The S&P/TSX composite index climbed 93.48 points to 12,816.88. The Canadian dollar lifted 0.20 of a cent to 96.93 cents US.
Larry Summers has long been perceived as an opponent to the Fed's aggressive $85 billion a month bond-buying program, which has helped push down interest rates to spur lending and jump-start economic growth. The program, dubbed quantitative easing, has also weakened the U.S. dollar and boosted stock markets.
The Dow Jones industrials surged 118.72 points to 15,494.78 and the broader market measure, the S&P 500, added 9.61 points to 1,697.60.
"Certainly, markets are interpreting Summers' withdrawing from the race as Fed chairman implies that quantitative easing could persist for longer, that (higher) interest rates could be pushed further into the future," said Paul Ferley, assistant chief economist at the Royal Bank of Canada.
The departure of Summers, who was considered to be President Barack Obama's first choice to succeed current Fed chairman Ben Bernanke, now puts vice-chair Janet Yellen in the lead for the position. Yellen is believed to be a supporter of the bank's stimulus program.
Obama is expected to make the nomination as early as this month.
The development comes as the Fed is set to make a key announcement Wednesday on what it plans to do about the asset purchases. It's widely expected that the central bank will announce that it'll begin tapering anywhere between US$10 billion to US$15 billion a month on signs that the U.S. economic recovery is moving forward. What is still left up in the air is at what pace the money will be rolled back.
Meanwhile, after being positive for most of the day, the Nasdaq fell 4.34 points to 3,717.85, pulled down by losses from tech giant Apple Inc., which unveiled two new iPhone models last week.
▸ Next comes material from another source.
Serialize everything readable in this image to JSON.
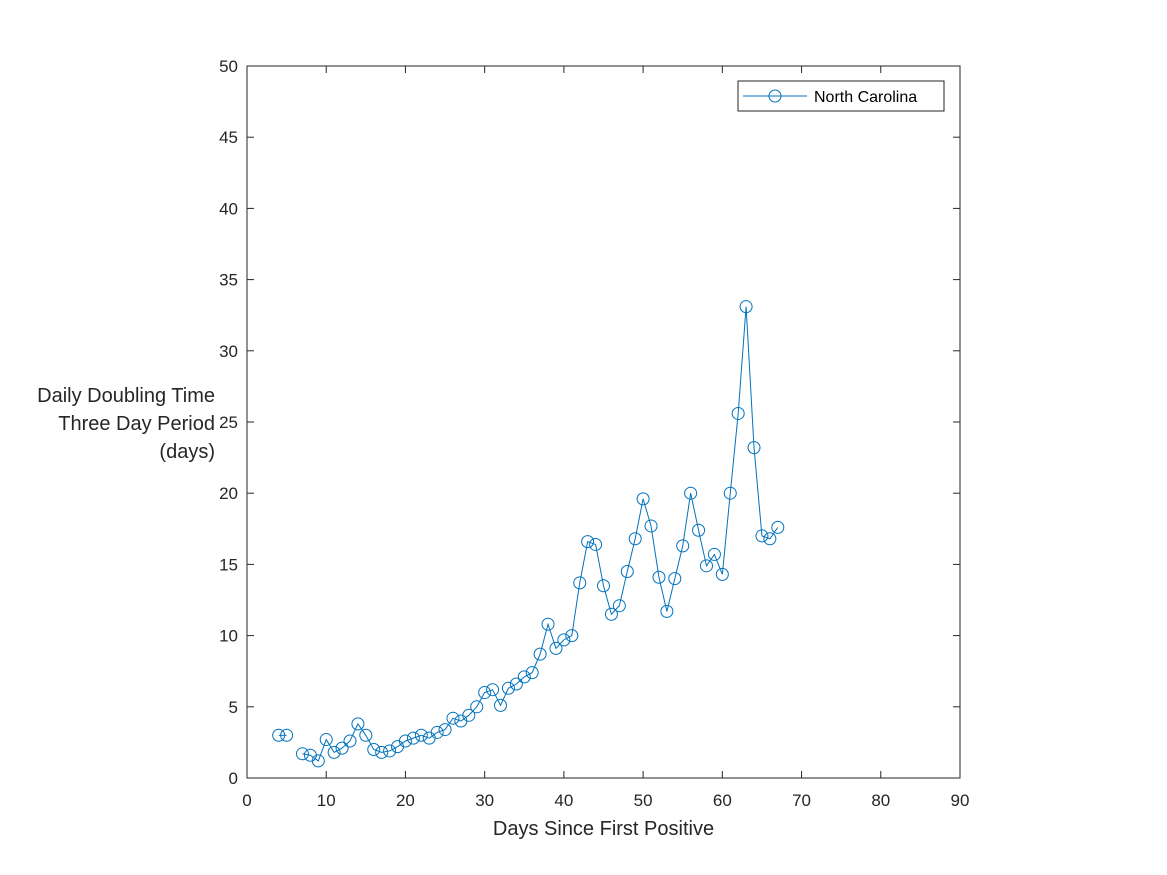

Apple (Nasdaq:AAPL) fell more than three per cent, or $14.78, to close at US$450.12.
After weeks of uncertainty over Syria, United Nations inspectors confirmed Monday that chemical weapons were used on a relatively large scale in an attack last month in Syria that killed hundreds of people.
The findings represent the first official confirmation by scientific experts that chemical weapons have been used in Syria's civil war, but the report left the key question of who launched the attack unanswered.
The rebels and their U.S. and western supporters have said the government of President Bashar Assad was behind the Aug. 21 attack, while Damascus and its closest ally, Russia, blame the rebels.
Commodities were mixed as the October crude contract dipped $1.62 to US$106.59 a barrel. December gold bullion saw an uptick of $9.20 to US$1,317.80 an ounce. December copper was up two cents at US$3.22 a pound.
Nearly all sectors on the Toronto Stock Exchange closed up with sizable gains, as the info tech sector led the charge with an uptick of 2.56 per cent. Shares in Wi-Lan Inc. (TSX:WIN) were up nearly seven per cent, or 23 cents, to $3.62 after the company and Alcatel Lucent USA Inc. agreed to settle their dispute over several patents and withdraw litigation before U.S. district courts in Florida and Texas.
On the corporate front, Aimia Inc. announced it has reached an agreement with TD Bank Group and the Canadian Imperial Bank of Commerce for its popular Aeroplan loyalty credit card programs. Under the deal, each bank would have the rights to half the portfolio of accounts.
Shares in Aimia (TSX:AIM) gained more than seven per cent, or $1.22, to $17.85. TD (TSX:TD) shares were up 0.97 per cent, or 87 cents, at $90.79, while shares in CIBC (TSX:CM) jumped 0.75 per cent, or 61 cents, to $81.74.
Meanwhile, Bombardier (TSX:BBD.B) flew the first test flight of its CSeries commercial aircraft Monday. The flight sets off a year of testing, leading to delivery of the first aircraft, which seats 110 to 125 passengers and is slated to enter into service in about a year. The heavily anticipated first flight had been delayed three times over nearly nine months. Its share fell 0.6 per cent, or three cents, to $4.96.
Air Canada shares also rose more than four per cent, or 15 cents, to $3.43 after Canada's largest airline announced that the company's stock was being added to the S&P/TSX Composite Index after the close of trading Sept. 20.
In economic news, Statistics Canada said foreign investors resumed purchases of Canadian securities in July, adding $6.1 billion to their holdings. That followed a $15.4-billion divestment in June. Meanwhile, Canadian investment in foreign securities slowed to $900 million and focused on bonds.
South of the border, U.S. factories boosted output 0.7 per cent in August, the best since December, mainly led by auto production.